Miro el reloj. Son las doce del mediodía. Hace dos horas que estamos hablando y le digo a Wolff que no quiero abusar de su amabilidad. Insiste en llevarme a almorzar para después acercarme a la estación de tren de Palo Alto. Vamos a un restaurante familiar de comida de la India. Mientras hacemos la fila para servirnos los platos, le pregunto el título de su próxima novela. Tiene dos en mente. Uno es Sepulturero, conduzca más despacio, de una canción de Johnny Cash. El otro son las últimas palabras que Pancho Villa le dijo al asistente que tenía al lado: ¡Ponga que dije algo!
Después me cuenta que hace unas semanas se cumplieron cincuenta años de la muerte en Vietnam de Hugh Pierce (el amigo de Wolff que cayó en combate en 1966 y al que de algún modo está dedicada En el ejército del faraón). “Es una espina que tengo clavada en el corazón”, me dice. En una ocasión conoció brevemente al hermano de Hugh, continúa, “y hace unas semanas me acordé de repente a qué colegio había ido. Conseguí su número actual en la lista de ex alumnos del colegio y lo llamé. Hablamos más de una hora sobre Hugh. Tenía diecinueve años cuando murió. ¡Qué desperdicio!”, agrega y se queda en silencio.

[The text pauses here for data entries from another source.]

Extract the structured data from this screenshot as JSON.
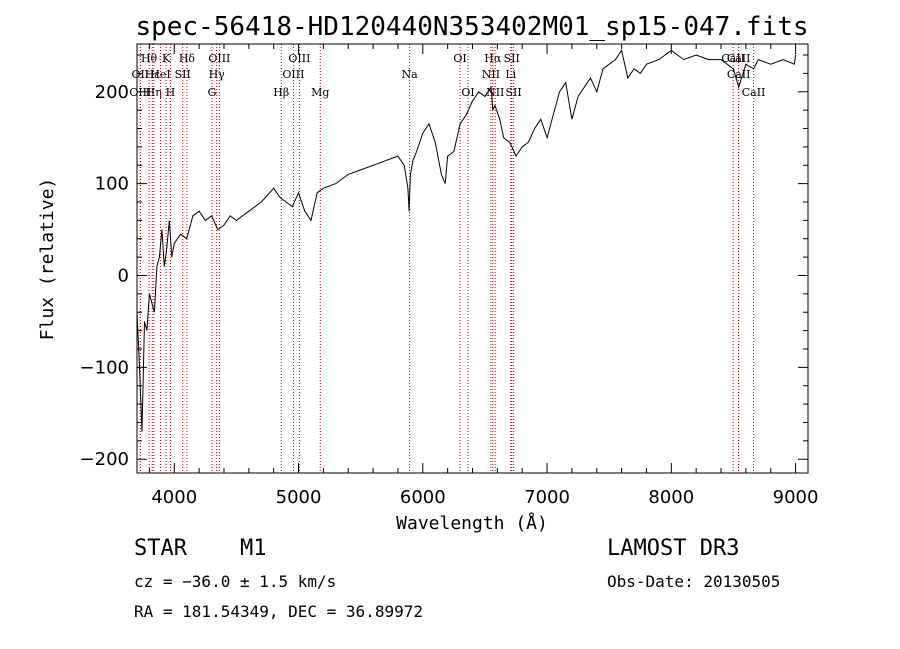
{
  "chart_data": {
    "type": "line",
    "title": "spec-56418-HD120440N353402M01_sp15-047.fits",
    "xlabel": "Wavelength (Å)",
    "ylabel": "Flux (relative)",
    "xlim": [
      3700,
      9100
    ],
    "ylim": [
      -215,
      252
    ],
    "xticks": [
      4000,
      5000,
      6000,
      7000,
      8000,
      9000
    ],
    "yticks": [
      -200,
      -100,
      0,
      100,
      200
    ],
    "grid": false,
    "series": [
      {
        "name": "flux",
        "x": [
          3700,
          3720,
          3740,
          3760,
          3780,
          3800,
          3820,
          3840,
          3860,
          3880,
          3900,
          3920,
          3940,
          3960,
          3980,
          4000,
          4050,
          4100,
          4150,
          4200,
          4250,
          4300,
          4350,
          4400,
          4450,
          4500,
          4600,
          4700,
          4800,
          4850,
          4900,
          4950,
          5000,
          5050,
          5100,
          5150,
          5200,
          5300,
          5400,
          5500,
          5600,
          5700,
          5800,
          5850,
          5880,
          5890,
          5900,
          5920,
          5950,
          6000,
          6050,
          6100,
          6150,
          6180,
          6200,
          6250,
          6300,
          6350,
          6400,
          6450,
          6500,
          6550,
          6563,
          6580,
          6620,
          6650,
          6700,
          6750,
          6800,
          6850,
          6900,
          6950,
          7000,
          7050,
          7100,
          7150,
          7200,
          7250,
          7300,
          7350,
          7400,
          7450,
          7500,
          7550,
          7600,
          7650,
          7700,
          7750,
          7800,
          7900,
          8000,
          8050,
          8100,
          8200,
          8300,
          8400,
          8500,
          8542,
          8600,
          8662,
          8700,
          8800,
          8900,
          8990,
          9000
        ],
        "values": [
          -40,
          -100,
          -170,
          -50,
          -60,
          -20,
          -30,
          -40,
          10,
          20,
          50,
          10,
          30,
          60,
          20,
          35,
          45,
          40,
          65,
          70,
          60,
          65,
          50,
          55,
          65,
          60,
          70,
          80,
          95,
          85,
          80,
          75,
          90,
          70,
          60,
          90,
          95,
          100,
          110,
          115,
          120,
          125,
          130,
          120,
          95,
          70,
          110,
          125,
          135,
          155,
          165,
          145,
          110,
          100,
          130,
          135,
          165,
          175,
          190,
          200,
          195,
          205,
          180,
          185,
          170,
          150,
          145,
          130,
          140,
          145,
          160,
          170,
          150,
          175,
          200,
          210,
          170,
          195,
          205,
          215,
          200,
          225,
          230,
          235,
          245,
          215,
          225,
          220,
          230,
          235,
          245,
          240,
          235,
          240,
          235,
          235,
          225,
          205,
          230,
          225,
          235,
          230,
          235,
          230,
          240
        ]
      }
    ],
    "line_markers": [
      {
        "name": "Hθ",
        "x": 3797,
        "row": 1
      },
      {
        "name": "OII",
        "x": 3727,
        "row": 2
      },
      {
        "name": "OIII",
        "x": 3727,
        "row": 3
      },
      {
        "name": "Hε",
        "x": 3823,
        "row": 2
      },
      {
        "name": "Hη",
        "x": 3835,
        "row": 3
      },
      {
        "name": "K",
        "x": 3934,
        "row": 1
      },
      {
        "name": "HeI",
        "x": 3889,
        "row": 2
      },
      {
        "name": "H",
        "x": 3969,
        "row": 3
      },
      {
        "name": "Hδ",
        "x": 4102,
        "row": 1
      },
      {
        "name": "SII",
        "x": 4068,
        "row": 2
      },
      {
        "name": "OIII",
        "x": 4363,
        "row": 1
      },
      {
        "name": "Hγ",
        "x": 4341,
        "row": 2
      },
      {
        "name": "G",
        "x": 4304,
        "row": 3
      },
      {
        "name": "Hβ",
        "x": 4861,
        "row": 3
      },
      {
        "name": "OIII",
        "x": 4959,
        "row": 2
      },
      {
        "name": "OIII",
        "x": 5007,
        "row": 1
      },
      {
        "name": "Mg",
        "x": 5175,
        "row": 3
      },
      {
        "name": "Na",
        "x": 5894,
        "row": 2
      },
      {
        "name": "OI",
        "x": 6300,
        "row": 1
      },
      {
        "name": "OI",
        "x": 6364,
        "row": 3
      },
      {
        "name": "Hα",
        "x": 6563,
        "row": 1
      },
      {
        "name": "NII",
        "x": 6548,
        "row": 2
      },
      {
        "name": "NII",
        "x": 6583,
        "row": 3
      },
      {
        "name": "SII",
        "x": 6716,
        "row": 1
      },
      {
        "name": "Li",
        "x": 6708,
        "row": 2
      },
      {
        "name": "SII",
        "x": 6731,
        "row": 3
      },
      {
        "name": "CaII",
        "x": 8498,
        "row": 1
      },
      {
        "name": "CaII",
        "x": 8542,
        "row": 1
      },
      {
        "name": "CaII",
        "x": 8542,
        "row": 2
      },
      {
        "name": "CaII",
        "x": 8662,
        "row": 3
      }
    ],
    "colors": {
      "spectrum": "#000000",
      "marker": "#cc0000"
    }
  },
  "footer": {
    "object_type": "STAR",
    "object_class": "M1",
    "survey": "LAMOST DR3",
    "redshift": "cz = −36.0 ± 1.5 km/s",
    "obs_date": "Obs-Date: 20130505",
    "coords": "RA = 181.54349, DEC =  36.89972"
  }
}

Manejamos hasta la estación de tren. Antes de que me dé vuelta para darle la mano, Wolff ya se sacó el cinturón y está abriendo la puerta del auto. Salgo y veo que Wolff se me acerca con los brazos extendidos. Me da un abrazo de oso, un abrazo que se podría llamar militar. Espero el tren en un banco de madera, debajo de un árbol, y pienso que, a veces, los escritores que imaginamos mientras leemos sus libros se parecen bastante a los hombres de carne y hueso que los escribieron.